Reading Holes is kind of like putting together one of those giant jigsaw puzzles: there are a zillion little pieces, and you really have no clue how they're all going to fit together. But once you're done, it's so stinkin' satisfying and you just can't believe that it all came together so neatly at the end. Oh, and it's awesome.
Published in 1999, Louis Sachar's Holes almost immediately became the talk of the town – well, the librarians' and children's book experts' town, that is. Hailed by critics as "dazzling," "heartrending," and "wildly inventive," it went on to win a whole slew of children's book prizes, including the Newbery Medal, the Boston Globe-Horn Book Award, and the National Book Award for Young People's Literature. Not too shabby.
All these fancy book awards, of course, wouldn't amount to squat in our book if Holes weren't also a great read. (Shmoop knows that not every book that the critics love is necessarily, um, loveable.) Good news, though: Holes is one terrific story.
The book tells the tale of Stanley Yelnats, a mousy kid whose family is suffering a curse put on them over a hundred years ago by a one-legged gypsy woman. We follow Stanley as he enters a juvenile detention facility called Camp Green Lake, and we watch as he goes from dull to dynamite, overcoming all kinds of seemingly insurmountable obstacles in his path. Along the way we get buried treasure, deadly venomous lizards, an outlaw named Kissin' Kate Barlow, and some really stinky sneakers.

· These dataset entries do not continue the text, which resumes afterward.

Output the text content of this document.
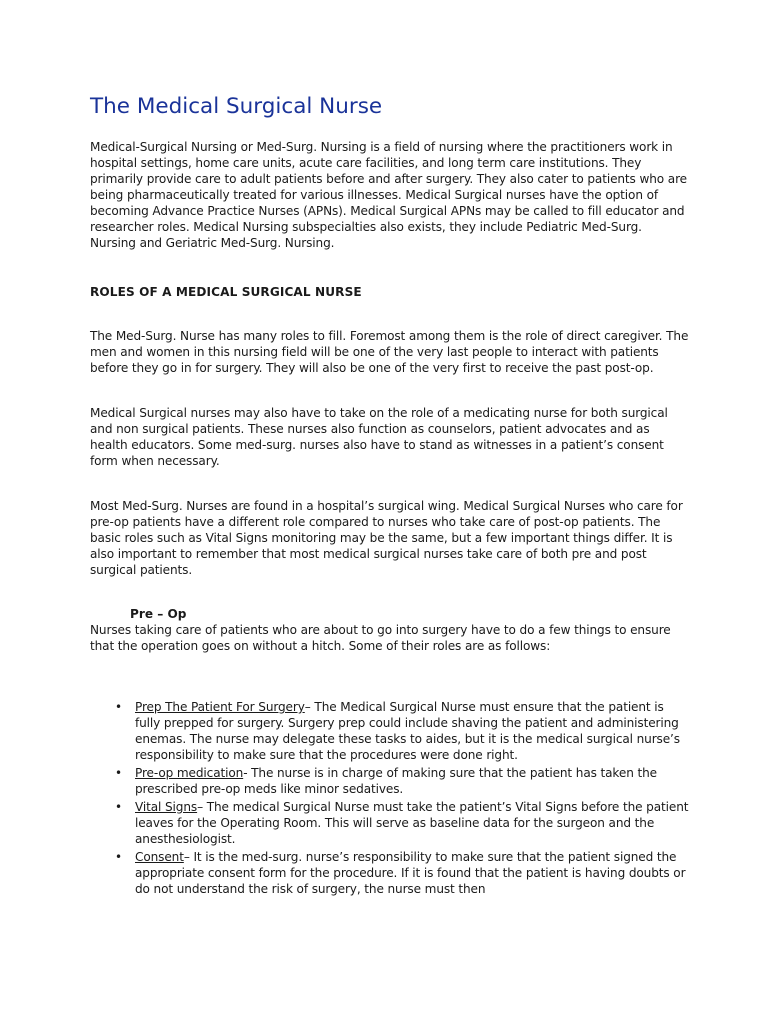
The Medical Surgical Nurse

Medical-Surgical Nursing or Med-Surg. Nursing is a field of nursing where the practitioners work in hospital settings, home care units, acute care facilities, and long term care institutions. They primarily provide care to adult patients before and after surgery. They also cater to patients who are being pharmaceutically treated for various illnesses. Medical Surgical nurses have the option of becoming Advance Practice Nurses (APNs). Medical Surgical APNs may be called to fill educator and researcher roles. Medical Nursing subspecialties also exists, they include Pediatric Med-Surg. Nursing and Geriatric Med-Surg. Nursing.

ROLES OF A MEDICAL SURGICAL NURSE

The Med-Surg. Nurse has many roles to fill. Foremost among them is the role of direct caregiver. The men and women in this nursing field will be one of the very last people to interact with patients before they go in for surgery. They will also be one of the very first to receive the past post-op.

Medical Surgical nurses may also have to take on the role of a medicating nurse for both surgical and non surgical patients. These nurses also function as counselors, patient advocates and as health educators. Some med-surg. nurses also have to stand as witnesses in a patient’s consent form when necessary.

Most Med-Surg. Nurses are found in a hospital’s surgical wing. Medical Surgical Nurses who care for pre-op patients have a different role compared to nurses who take care of post-op patients. The basic roles such as Vital Signs monitoring may be the same, but a few important things differ. It is also important to remember that most medical surgical nurses take care of both pre and post surgical patients.

Pre – Op

Nurses taking care of patients who are about to go into surgery have to do a few things to ensure that the operation goes on without a hitch. Some of their roles are as follows:

• Prep The Patient For Surgery– The Medical Surgical Nurse must ensure that the patient is fully prepped for surgery. Surgery prep could include shaving the patient and administering enemas. The nurse may delegate these tasks to aides, but it is the medical surgical nurse’s responsibility to make sure that the procedures were done right.
• Pre-op medication- The nurse is in charge of making sure that the patient has taken the prescribed pre-op meds like minor sedatives.
• Vital Signs– The medical Surgical Nurse must take the patient’s Vital Signs before the patient leaves for the Operating Room. This will serve as baseline data for the surgeon and the anesthesiologist.
• Consent– It is the med-surg. nurse’s responsibility to make sure that the patient signed the appropriate consent form for the procedure. If it is found that the patient is having doubts or do not understand the risk of surgery, the nurse must then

But don't just take our word for it: Holes spent more than 150 weeks on the New York Times Bestseller List (source). In fact, the book is so popular that author Louis Sachar went on to write two more books set in the world of Camp Green Lake. 2003 saw the publication of Stanley Yelnats' Survival Guide to Camp Green Lake, a self-help book detailing all the knowledge necessary for the reader to get by as an inmate of the camp, including the proper way to dig a hole and what to do if you're bitten by a rattlesnake. Then in 2008, Sachar published Small Steps, which focuses on the life of the Holes character Armpit after his return home from Camp Green Lake.
If you're one of those Shmoopers who's a bit wary of movies made from books, don't fear: Sachar himself actually wrote the script for the 2003 movie that was made from this gem. Starring Sigourney Weaver as the scary, obsessed Warden and a very young Shia LaBeouf as Stanley, the movie does quite a nice job translating the book to the big screen.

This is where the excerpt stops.